Is A-Labs Capital II Corp. (CVE:ALAB.P) Growing Too Fast?

In this article:

Trailing twelve-month data shows us that A-Labs Capital II Corp.'s (CVE:ALAB.P) earnings loss has accumulated to -CA$56.9k. Although some investors expected this, their belief in the path to profitability for A-Labs Capital II may be wavering. A crucial question to bear in mind when you’re an investor of an unprofitable business, is whether the company will have to raise more capital in the near future. Cash is crucial to run a business, and if a company burns through its reserves fast, it will need to raise further funds. This may not always be on good terms, which could hurt current shareholders if the new deal lowers the value of their shares. Today I’ve examined A-Labs Capital II’s financial data from its most recent earnings update, to roughly assess when the company may need to raise new capital.

Check out our latest analysis for A-Labs Capital II

What is cash burn?

With a negative free cash flow of -CA$59.6k, A-Labs Capital II is chipping away at its CA$165k cash reserves in order to run its business. Companies with high cash burn rates can eventually turn into ashes, which makes it the biggest risk an investor in loss-making companies face. A-Labs Capital II operates in the asset management and custody banks industry, which on average generates a positive earnings per share, meaning the majority of its peers are profitable. A-Labs Capital II faces the trade-off between running the risk of depleting its cash reserves too fast, or risk falling behind its profitable competitors by investing too slowly.

TSXV:ALAB.P Income Statement, September 19th 2019
TSXV:ALAB.P Income Statement, September 19th 2019

When will A-Labs Capital II need to raise more cash?

One way to measure the cost to A-Labs Capital II of keeping the business running, is by using free cash flow (which I define as cash flow from operations minus fixed capital investment).

Even though this is analysis is fairly basic, and A-Labs Capital II still can cut its overhead in the near future, or open a new line of credit instead of issuing new shares, this analysis still gives us an idea of the company’s timeline and when things will have to start changing, since its current operation is unsustainable.

Next Steps:

I admit this is a fairly basic analysis for ALAB.P's financial health. Other important fundamentals need to be considered as well. You should continue to research A-Labs Capital II to get a better picture of the company by looking at:

  1. Historical Performance: What has ALAB.P's returns been like over the past? Go into more detail in the past track record analysis and take a look at the free visual representations of our analysis for more clarity.

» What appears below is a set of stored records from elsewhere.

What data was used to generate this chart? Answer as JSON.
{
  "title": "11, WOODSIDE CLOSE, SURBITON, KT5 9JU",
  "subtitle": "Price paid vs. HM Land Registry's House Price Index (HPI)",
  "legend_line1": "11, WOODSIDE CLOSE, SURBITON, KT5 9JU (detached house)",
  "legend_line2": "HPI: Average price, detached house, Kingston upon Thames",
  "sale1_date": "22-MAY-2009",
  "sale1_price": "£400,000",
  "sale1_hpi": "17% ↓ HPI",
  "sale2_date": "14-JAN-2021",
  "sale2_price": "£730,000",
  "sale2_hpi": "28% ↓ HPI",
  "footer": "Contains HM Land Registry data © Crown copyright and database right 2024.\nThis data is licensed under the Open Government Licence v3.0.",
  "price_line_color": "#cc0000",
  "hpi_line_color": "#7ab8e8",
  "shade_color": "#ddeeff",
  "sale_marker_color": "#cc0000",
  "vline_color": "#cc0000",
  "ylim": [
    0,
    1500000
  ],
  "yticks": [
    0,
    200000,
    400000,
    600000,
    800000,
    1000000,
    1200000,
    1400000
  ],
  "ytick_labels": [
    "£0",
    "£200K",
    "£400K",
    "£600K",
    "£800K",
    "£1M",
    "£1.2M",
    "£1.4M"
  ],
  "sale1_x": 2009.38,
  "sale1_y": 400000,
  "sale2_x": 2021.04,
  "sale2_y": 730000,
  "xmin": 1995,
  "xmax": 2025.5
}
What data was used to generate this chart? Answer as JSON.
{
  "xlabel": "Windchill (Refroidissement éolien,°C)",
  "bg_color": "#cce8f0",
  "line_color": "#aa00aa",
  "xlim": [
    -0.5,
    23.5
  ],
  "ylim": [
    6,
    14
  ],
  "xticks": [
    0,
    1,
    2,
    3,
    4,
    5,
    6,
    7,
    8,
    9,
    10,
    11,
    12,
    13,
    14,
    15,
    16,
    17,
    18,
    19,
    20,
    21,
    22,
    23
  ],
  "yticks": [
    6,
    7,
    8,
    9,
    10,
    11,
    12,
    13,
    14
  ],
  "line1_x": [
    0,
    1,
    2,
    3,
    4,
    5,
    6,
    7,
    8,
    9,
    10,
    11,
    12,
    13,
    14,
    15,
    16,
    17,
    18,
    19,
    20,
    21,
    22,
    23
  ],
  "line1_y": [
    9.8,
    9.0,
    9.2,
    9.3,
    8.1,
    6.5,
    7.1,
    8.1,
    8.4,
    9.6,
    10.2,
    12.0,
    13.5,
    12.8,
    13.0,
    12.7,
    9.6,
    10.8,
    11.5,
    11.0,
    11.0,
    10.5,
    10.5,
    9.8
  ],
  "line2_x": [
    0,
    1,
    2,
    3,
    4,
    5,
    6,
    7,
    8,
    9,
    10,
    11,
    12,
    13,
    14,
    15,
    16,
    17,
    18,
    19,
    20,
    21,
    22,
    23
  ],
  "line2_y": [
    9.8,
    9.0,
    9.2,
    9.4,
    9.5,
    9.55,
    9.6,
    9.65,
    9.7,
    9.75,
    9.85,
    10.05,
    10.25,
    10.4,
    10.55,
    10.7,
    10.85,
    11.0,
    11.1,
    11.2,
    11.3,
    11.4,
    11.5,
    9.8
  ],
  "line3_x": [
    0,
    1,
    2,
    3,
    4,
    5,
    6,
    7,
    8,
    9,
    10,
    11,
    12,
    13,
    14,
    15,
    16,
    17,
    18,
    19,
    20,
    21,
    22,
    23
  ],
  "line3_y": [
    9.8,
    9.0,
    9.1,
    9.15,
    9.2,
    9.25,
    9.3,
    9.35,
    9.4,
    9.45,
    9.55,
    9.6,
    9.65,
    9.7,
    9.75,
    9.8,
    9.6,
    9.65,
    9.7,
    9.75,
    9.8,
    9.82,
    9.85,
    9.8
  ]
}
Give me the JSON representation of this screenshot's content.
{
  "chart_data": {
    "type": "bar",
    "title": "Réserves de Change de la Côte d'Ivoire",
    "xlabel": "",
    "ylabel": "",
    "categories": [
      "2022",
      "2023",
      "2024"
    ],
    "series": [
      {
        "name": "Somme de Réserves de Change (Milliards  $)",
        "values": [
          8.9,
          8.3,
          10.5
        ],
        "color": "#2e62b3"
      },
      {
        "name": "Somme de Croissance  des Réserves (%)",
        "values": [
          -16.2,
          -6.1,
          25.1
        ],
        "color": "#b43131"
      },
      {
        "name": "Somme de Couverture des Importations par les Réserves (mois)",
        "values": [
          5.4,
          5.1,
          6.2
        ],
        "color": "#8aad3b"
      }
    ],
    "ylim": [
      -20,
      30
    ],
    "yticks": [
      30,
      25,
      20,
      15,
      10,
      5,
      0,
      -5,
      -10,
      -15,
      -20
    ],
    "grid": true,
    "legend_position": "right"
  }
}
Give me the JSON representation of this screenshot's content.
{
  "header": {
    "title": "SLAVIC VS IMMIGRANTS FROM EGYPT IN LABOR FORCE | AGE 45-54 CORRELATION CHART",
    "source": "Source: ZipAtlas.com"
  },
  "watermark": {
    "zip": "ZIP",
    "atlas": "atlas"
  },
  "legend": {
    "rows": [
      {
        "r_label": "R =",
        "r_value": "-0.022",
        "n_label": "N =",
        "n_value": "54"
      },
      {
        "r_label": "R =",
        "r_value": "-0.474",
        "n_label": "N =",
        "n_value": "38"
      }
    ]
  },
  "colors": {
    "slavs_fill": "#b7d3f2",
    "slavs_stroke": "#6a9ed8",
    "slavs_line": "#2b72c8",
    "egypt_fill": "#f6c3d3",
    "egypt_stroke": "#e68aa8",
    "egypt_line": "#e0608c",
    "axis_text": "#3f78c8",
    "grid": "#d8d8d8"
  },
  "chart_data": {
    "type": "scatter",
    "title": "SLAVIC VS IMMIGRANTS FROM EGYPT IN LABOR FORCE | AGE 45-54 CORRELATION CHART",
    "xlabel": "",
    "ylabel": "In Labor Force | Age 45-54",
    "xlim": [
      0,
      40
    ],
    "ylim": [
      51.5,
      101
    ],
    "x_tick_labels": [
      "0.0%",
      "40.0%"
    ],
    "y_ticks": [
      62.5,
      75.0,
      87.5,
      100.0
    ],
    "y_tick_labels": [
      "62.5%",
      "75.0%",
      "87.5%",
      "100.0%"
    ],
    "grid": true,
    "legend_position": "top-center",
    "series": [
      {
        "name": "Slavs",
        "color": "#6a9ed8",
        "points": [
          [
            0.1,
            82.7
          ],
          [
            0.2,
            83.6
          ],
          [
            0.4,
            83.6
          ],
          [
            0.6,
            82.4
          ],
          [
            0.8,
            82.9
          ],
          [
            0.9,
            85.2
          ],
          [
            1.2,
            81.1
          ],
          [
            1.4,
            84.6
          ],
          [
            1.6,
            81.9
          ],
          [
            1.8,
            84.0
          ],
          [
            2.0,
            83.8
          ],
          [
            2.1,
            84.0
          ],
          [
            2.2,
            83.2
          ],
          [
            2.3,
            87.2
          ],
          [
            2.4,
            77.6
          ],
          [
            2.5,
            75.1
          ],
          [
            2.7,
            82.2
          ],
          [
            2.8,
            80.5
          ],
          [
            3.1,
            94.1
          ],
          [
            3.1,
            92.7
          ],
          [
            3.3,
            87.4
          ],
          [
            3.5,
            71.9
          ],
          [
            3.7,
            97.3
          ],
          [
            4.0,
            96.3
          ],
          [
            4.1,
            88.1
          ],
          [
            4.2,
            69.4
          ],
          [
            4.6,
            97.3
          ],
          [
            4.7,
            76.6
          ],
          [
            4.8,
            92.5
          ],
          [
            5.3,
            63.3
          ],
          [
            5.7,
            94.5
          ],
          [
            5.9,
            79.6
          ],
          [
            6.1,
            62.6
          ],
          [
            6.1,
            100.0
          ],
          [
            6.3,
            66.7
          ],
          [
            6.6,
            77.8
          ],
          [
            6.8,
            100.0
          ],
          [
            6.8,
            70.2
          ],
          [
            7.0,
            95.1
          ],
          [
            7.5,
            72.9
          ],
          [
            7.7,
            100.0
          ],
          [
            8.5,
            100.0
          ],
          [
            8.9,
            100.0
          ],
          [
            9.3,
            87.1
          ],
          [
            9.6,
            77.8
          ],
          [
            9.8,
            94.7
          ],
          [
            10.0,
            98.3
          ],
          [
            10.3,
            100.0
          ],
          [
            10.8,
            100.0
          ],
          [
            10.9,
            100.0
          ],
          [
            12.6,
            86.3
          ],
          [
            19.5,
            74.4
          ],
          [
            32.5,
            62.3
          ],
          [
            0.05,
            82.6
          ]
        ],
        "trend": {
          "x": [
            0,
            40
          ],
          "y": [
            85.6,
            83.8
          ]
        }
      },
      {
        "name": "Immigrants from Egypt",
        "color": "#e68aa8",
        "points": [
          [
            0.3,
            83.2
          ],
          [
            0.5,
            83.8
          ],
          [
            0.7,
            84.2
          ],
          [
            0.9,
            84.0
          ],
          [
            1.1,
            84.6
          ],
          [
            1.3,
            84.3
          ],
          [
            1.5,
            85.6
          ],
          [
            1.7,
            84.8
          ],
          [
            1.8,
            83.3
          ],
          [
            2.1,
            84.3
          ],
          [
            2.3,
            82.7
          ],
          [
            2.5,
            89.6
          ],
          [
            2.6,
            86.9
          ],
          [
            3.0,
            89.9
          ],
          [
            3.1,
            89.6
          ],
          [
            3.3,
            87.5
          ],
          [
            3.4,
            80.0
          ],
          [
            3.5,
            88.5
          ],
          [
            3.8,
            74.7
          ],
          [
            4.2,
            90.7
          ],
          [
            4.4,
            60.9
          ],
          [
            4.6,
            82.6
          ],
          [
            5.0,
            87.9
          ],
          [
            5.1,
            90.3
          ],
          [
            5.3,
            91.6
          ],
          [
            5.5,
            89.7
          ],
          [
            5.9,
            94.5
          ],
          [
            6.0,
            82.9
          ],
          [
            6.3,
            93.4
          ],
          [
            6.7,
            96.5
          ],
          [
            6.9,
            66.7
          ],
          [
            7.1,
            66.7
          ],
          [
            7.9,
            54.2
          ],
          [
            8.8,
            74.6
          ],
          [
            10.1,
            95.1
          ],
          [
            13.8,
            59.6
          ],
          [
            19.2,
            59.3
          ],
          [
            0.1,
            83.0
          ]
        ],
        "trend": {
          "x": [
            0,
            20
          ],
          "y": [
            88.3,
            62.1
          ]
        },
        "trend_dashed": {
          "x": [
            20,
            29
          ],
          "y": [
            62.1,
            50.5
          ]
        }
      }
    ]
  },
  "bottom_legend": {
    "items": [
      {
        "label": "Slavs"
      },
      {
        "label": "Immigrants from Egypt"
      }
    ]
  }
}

  2. Management Team: An experienced management team on the helm increases our confidence in the business – take a look at who sits on A-Labs Capital II’s board and the CEO’s back ground.

  3. Other High-Performing Stocks: If you believe you should cushion your portfolio with something less risky, scroll through our free list of these great stocks here.

NB: Figures in this article are calculated using data from the trailing twelve months from 31 December 2018. This may not be consistent with full year annual report figures. Operating expenses include only SG&A and one-year R&D.

We aim to bring you long-term focused research analysis driven by fundamental data. Note that our analysis may not factor in the latest price-sensitive company announcements or qualitative material.

If you spot an error that warrants correction, please contact the editor at editorial-team@simplywallst.com. This article by Simply Wall St is general in nature. It does not constitute a recommendation to buy or sell any stock, and does not take account of your objectives, or your financial situation. Simply Wall St has no position in the stocks mentioned. Thank you for reading.